2.8 Other depressive disorders in the elderly can be manifested as acute psychotic state (disorder of consciousness), and the rhythmical change of day-heavy state of mind and night-light state of mind is often used as one of the diagnostic indicators of endogenous depression, but the circadian rhythmical change of mind in elderly depressive disorders is often not obvious.
IV. Diagnosis and differential diagnosis
It is best to see a specialist in the Department of Mental Health in order to exclude other disorders.
V. Treatment
1.Mild depression can be treated with psychotherapy alone such as supportive psychotherapy, cognitive-behavioral therapy and family therapy.

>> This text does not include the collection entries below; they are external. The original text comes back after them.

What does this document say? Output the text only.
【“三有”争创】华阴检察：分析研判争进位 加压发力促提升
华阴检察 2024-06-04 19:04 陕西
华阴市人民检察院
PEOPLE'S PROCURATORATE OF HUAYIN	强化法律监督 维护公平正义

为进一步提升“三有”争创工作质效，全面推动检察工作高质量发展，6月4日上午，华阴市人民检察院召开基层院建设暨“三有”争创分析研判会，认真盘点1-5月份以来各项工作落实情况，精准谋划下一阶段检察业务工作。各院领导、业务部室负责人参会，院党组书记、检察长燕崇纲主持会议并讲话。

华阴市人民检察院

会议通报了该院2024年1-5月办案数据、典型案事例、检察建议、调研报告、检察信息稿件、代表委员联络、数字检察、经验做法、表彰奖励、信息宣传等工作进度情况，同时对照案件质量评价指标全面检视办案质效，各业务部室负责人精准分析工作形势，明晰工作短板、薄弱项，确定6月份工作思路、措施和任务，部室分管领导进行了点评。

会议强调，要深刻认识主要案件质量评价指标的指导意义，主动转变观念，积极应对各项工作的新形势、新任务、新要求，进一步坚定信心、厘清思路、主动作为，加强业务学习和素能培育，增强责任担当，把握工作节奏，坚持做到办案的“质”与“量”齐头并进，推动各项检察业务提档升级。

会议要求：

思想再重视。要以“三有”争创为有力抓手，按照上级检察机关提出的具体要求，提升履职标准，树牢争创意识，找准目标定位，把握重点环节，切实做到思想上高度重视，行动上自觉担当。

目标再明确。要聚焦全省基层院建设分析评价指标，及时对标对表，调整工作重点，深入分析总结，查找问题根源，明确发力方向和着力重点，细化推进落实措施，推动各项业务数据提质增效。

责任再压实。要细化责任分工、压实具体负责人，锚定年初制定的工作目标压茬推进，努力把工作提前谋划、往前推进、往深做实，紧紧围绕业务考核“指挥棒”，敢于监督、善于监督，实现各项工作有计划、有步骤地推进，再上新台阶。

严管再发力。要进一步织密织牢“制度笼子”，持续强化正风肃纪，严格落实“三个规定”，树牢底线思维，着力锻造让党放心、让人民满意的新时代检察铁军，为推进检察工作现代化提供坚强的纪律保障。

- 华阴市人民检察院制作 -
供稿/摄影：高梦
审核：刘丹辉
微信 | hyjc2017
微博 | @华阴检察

2.Moderate depression can be treated with sleep deprivation therapy Sleep deprivation therapy has a long history of being used for the treatment of depression disorders. Generally speaking, sleep deprivation therapy has a fast onset of action and can sometimes lead to a dramatic reduction in depressive symptoms within 24 hours. This is achieved by keeping the patient active and awake during the day, staying awake overnight, and remaining awake during the day the next day without a lunch break until bedtime in the afternoon or evening, for one treatment session. Deprivation of sleep once or twice a week, the interval can be 2 ∽ 3 days, after the improvement of symptoms gradually extend the interval, a course of treatment 8 ∽ 10 times. There are almost no side effects.
3, drug treatment because antipsychotic drugs are prescription drugs, and more side effects need to be used under the guidance of a doctor. And need to be under the guidance of the doctor constantly adjust the amount of medication and observe changes in the condition.